Chapter X – Meditation’s no-thought
Life can be so busy and with so many moving parts. There always seems to be an over-caffeinated and over-functioning list of things to do and this list seems to invade me when I wake up in the morning like Lilliputian office-workers camped out on my pillow, waiting to start screaming at me “Do this!” “No! Do this! It’s more important!” “Do it now!” “But this! What about this! It’s three days late!”
As a child of alcoholics, I was raised without the kind of connection, safety provision and guidance which might otherwise have been possible. This means that I need to take much greater care of myself since doing so does not come naturally to me. And this makes mornings very important.
Let this chapter of the Rule of life remind me, gently and kindly, to relax, to awaken into silence and to remain in silence for a few hours before the day begins. I am aware that many – especially parents – are not able to enjoy morning silence and I will endeavor to pray that God forms safe times in their day to rest, pray or meditate. And for those whose poverty is time, I will join the church in praying for God’s provision of time and awareness so that the suffering from that kind of poverty is soothed and reduced. But for me, and my house, we will sit in silence, with a good lit candle each morning.
I need a place for meditation and I will go to that place to meditate – a comfy chair, a cushion, a bed or mat – the space will be different for each of us but a specific space for meditation is important if there is such a luxury of space.
Meditation will not be something about which I stress out. What irony that would be. So I will try to meditate daily but if I don’t I will not scold myself. Mediation can happen at a bus stop, in an office, at a stop sign (if there is no car behind you.) But I will try to remember how great I feel when I take even a few minutes to stop words in my head and make space for God do sit with me and stroke my hair.
A retreat day monthly and a retreat of 10 days annually will be part of my Rule of life. It feels like a responsibility just like my desire that the pilot flying my plane has taken a day or so a month and a week or so a year to learn new flight technology. Being a priest who does not pray and meditate simply seems like a dangerous thing for the people in the congregation I serve. It seems that the people with whom I am working a s a priest, deserve a priest who prays. Furthermore, it seems that without prayer and meditation, I will be impaired in discernment and discretion – my “yes” and my “no” to what is said and suggested around me.

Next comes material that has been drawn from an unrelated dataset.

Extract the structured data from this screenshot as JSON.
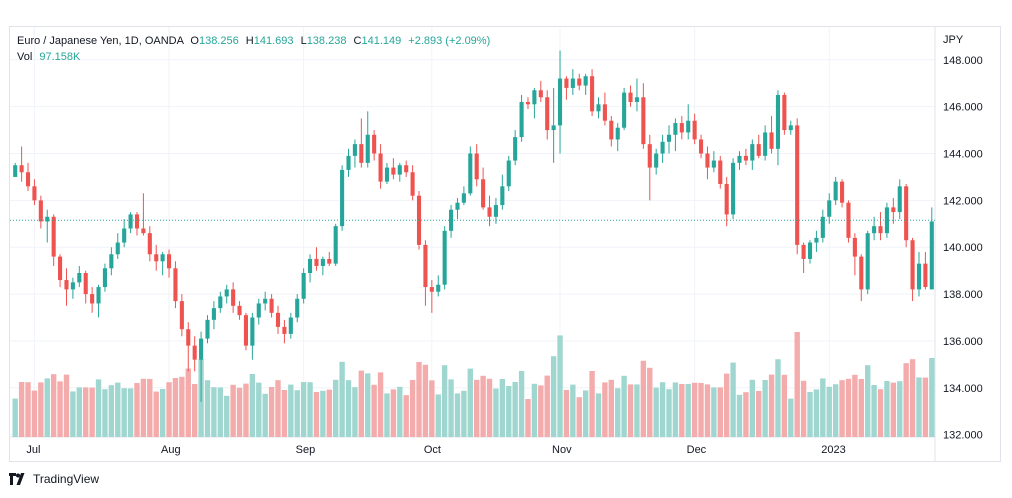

I will use my phone app, set it for bells to begin and end my meditation, and then sit for it, gently setting aside thoughts which clamor to be heard. They can be heard later. And they will. But for now, me, my God and this candle will sit and simply be together. I believe that the peace I inspire in my self through my spiritual practice, contributes, just a bit, to world peace and church peace. And I believe that if we all did this internal cleansing and seeing, we would achieve amazing things for God’s kingdom.